Effective as of January 13, 2014, Scott Phillips resigned as Principal Accounting Officer and the Board of Directors of the Company appointed H. Douglas Goforth as Principal Accounting Officer in addition to his other titles.
 
 
 

 

 
Item 7.01     Regulation FD Disclosure
 
A copy of the press release announcing the appointment of Mr.

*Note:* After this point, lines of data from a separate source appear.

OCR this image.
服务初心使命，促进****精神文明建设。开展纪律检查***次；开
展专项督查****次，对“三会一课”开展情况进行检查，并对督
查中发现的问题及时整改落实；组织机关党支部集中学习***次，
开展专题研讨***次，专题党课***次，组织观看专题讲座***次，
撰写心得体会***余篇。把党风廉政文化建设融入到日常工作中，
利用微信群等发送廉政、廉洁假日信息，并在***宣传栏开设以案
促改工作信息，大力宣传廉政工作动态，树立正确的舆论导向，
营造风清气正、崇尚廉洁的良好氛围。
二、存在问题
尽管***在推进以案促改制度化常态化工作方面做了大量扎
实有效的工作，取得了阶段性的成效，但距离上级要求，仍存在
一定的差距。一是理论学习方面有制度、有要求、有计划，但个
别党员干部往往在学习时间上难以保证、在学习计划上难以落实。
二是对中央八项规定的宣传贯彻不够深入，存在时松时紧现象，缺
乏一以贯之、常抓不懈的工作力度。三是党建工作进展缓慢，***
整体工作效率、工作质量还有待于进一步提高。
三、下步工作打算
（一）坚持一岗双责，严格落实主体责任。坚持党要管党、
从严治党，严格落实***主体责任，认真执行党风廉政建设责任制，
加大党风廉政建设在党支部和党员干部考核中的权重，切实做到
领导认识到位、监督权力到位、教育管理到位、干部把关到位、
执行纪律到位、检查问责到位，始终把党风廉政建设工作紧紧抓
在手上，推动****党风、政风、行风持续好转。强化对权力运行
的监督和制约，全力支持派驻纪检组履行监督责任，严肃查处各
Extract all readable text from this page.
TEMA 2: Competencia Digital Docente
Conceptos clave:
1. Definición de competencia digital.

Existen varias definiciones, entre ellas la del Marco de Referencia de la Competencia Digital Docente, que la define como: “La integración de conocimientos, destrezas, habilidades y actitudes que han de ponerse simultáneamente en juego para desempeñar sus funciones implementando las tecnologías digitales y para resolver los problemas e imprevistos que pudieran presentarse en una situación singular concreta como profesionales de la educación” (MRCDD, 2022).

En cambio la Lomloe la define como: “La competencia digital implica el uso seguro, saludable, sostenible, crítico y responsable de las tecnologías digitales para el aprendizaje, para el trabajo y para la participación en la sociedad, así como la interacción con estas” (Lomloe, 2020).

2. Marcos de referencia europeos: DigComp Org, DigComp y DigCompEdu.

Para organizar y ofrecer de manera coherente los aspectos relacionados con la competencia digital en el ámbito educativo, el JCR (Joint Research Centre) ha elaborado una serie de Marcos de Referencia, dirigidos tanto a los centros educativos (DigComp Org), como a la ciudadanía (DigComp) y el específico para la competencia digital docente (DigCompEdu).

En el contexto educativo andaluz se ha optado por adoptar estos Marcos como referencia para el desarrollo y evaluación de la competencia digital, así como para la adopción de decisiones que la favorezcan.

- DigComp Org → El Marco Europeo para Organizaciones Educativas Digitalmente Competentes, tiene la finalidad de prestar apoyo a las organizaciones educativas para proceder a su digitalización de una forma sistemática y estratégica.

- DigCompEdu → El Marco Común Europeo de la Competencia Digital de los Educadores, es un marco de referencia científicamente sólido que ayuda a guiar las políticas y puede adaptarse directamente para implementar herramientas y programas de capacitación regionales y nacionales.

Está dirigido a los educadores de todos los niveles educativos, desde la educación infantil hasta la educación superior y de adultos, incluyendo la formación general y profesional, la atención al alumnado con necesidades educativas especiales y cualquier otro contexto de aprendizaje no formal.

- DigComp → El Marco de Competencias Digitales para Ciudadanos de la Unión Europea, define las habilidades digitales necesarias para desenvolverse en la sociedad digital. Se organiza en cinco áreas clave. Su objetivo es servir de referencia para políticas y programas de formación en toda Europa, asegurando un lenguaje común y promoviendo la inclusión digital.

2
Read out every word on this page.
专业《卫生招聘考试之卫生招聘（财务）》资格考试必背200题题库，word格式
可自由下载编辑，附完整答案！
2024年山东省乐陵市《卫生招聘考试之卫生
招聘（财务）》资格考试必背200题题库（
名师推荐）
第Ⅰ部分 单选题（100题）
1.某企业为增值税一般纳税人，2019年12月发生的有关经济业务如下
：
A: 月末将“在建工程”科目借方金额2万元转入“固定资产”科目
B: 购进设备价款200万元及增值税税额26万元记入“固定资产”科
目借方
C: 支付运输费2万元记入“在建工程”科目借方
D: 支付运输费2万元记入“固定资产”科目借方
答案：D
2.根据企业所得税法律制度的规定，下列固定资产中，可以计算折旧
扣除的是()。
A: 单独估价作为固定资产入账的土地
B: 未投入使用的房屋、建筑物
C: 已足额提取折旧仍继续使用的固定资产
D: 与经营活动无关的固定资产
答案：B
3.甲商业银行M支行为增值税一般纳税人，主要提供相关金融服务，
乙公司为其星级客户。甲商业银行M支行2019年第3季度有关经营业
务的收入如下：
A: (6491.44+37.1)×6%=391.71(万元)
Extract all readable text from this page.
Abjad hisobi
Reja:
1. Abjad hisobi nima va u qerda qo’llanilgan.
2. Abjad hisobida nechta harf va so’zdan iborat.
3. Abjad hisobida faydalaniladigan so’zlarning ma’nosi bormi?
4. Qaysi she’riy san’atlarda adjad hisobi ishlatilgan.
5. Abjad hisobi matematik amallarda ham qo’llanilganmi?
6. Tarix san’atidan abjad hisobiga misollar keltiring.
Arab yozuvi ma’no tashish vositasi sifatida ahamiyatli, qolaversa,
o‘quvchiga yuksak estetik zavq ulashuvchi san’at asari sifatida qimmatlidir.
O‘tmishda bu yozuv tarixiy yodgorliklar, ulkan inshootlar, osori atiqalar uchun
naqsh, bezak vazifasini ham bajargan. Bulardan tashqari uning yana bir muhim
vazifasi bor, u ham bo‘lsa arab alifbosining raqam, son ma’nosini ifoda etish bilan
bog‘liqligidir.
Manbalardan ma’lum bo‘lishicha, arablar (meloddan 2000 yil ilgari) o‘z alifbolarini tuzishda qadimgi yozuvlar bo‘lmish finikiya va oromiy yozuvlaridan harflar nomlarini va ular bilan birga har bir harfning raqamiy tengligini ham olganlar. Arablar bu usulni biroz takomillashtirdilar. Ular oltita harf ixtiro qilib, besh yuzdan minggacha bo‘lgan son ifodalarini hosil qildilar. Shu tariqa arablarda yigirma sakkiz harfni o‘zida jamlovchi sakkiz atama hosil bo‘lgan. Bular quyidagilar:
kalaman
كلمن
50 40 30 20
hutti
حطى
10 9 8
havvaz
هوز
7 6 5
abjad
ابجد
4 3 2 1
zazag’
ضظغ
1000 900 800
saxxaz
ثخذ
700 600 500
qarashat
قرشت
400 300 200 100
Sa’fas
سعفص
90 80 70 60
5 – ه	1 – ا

Lewis is furnished with this Form 8-K as Exhibit 99.1.  Exhibit 99.1 shall not be deemed “filed” for purposes of Section 18 of the Securities Exchange Act of 1934, nor shall it be deemed incorporated by reference in any filing under the Securities Act of 1933.
 
Item 8.01     Other Events
 
On January 15, 2014, the Compensation Committee of the Board of Directors the Company approved a form of Restricted Stock Award Agreement (the “Award Agreement”) for use in connection with grants of restricted stock to employees and executive officers of the Company and its subsidiaries under the Company’s Amended and Restated 2006 Long-Term Equity Incentive Plan (the “Plan”).  Pursuant to the terms of the Plan and the Award Agreement, shares issued pursuant to the Award Agreement will vest in three equal installments on the first, second and third anniversary of the grant date.
 
A copy of the form Award Agreement is filed with this Current Report on Form 8-K as Exhibit 10.2 hereto.
 
Item 9.01      Financial Statements and Exhibits
 
                       (d) Exhibits
 
Exhibit No.
 
Description
 
10.1
 
Employment Agreement by and between BlueLinx Corporation and Mitchell B. Lewis, dated January 15, 2014 and effective January 20, 2014.
     
10.2
 
BlueLinx Holdings Inc. 2006 Long-Term Equity Incentive Plan Restricted Stock Award Agreement
 
99.1
 
Press release, dated January 17, 2014, announcing appointment of Mitchell B. Lewis as President and Chief Executive Officer.
 
 
 

 

 
SIGNATURES
 
Pursuant to the requirements of the Securities Exchange Act of 1934, the Registrant has duly caused this report to be signed on its behalf by the undersigned hereunto duly authorized.
 
 
BLUELINX HOLDINGS INC.
 
       
  By: /s/ Sara E. Epstein  
    Sara E. Epstein  
    Vice President, General Counsel and Secretary  
       
Dated:  January 17, 2014
 
 
 

 

 
EXHIBIT INDEX
 
Exhibit No.
 
Description
 
10.1
 
Employment Agreement by and between BlueLinx Corporation and Mitchell B. Lewis, dated January 15, 2014 and effective January 20, 2014.
     
10.2
 
BlueLinx Holdings Inc. 2006 Long-Term Equity Incentive Plan Restricted Stock Award Agreement
 
99.1
 
Press release, dated January 17, 2014, announcing appointment of Mitchell B. Lewis as President and Chief Executive Officer.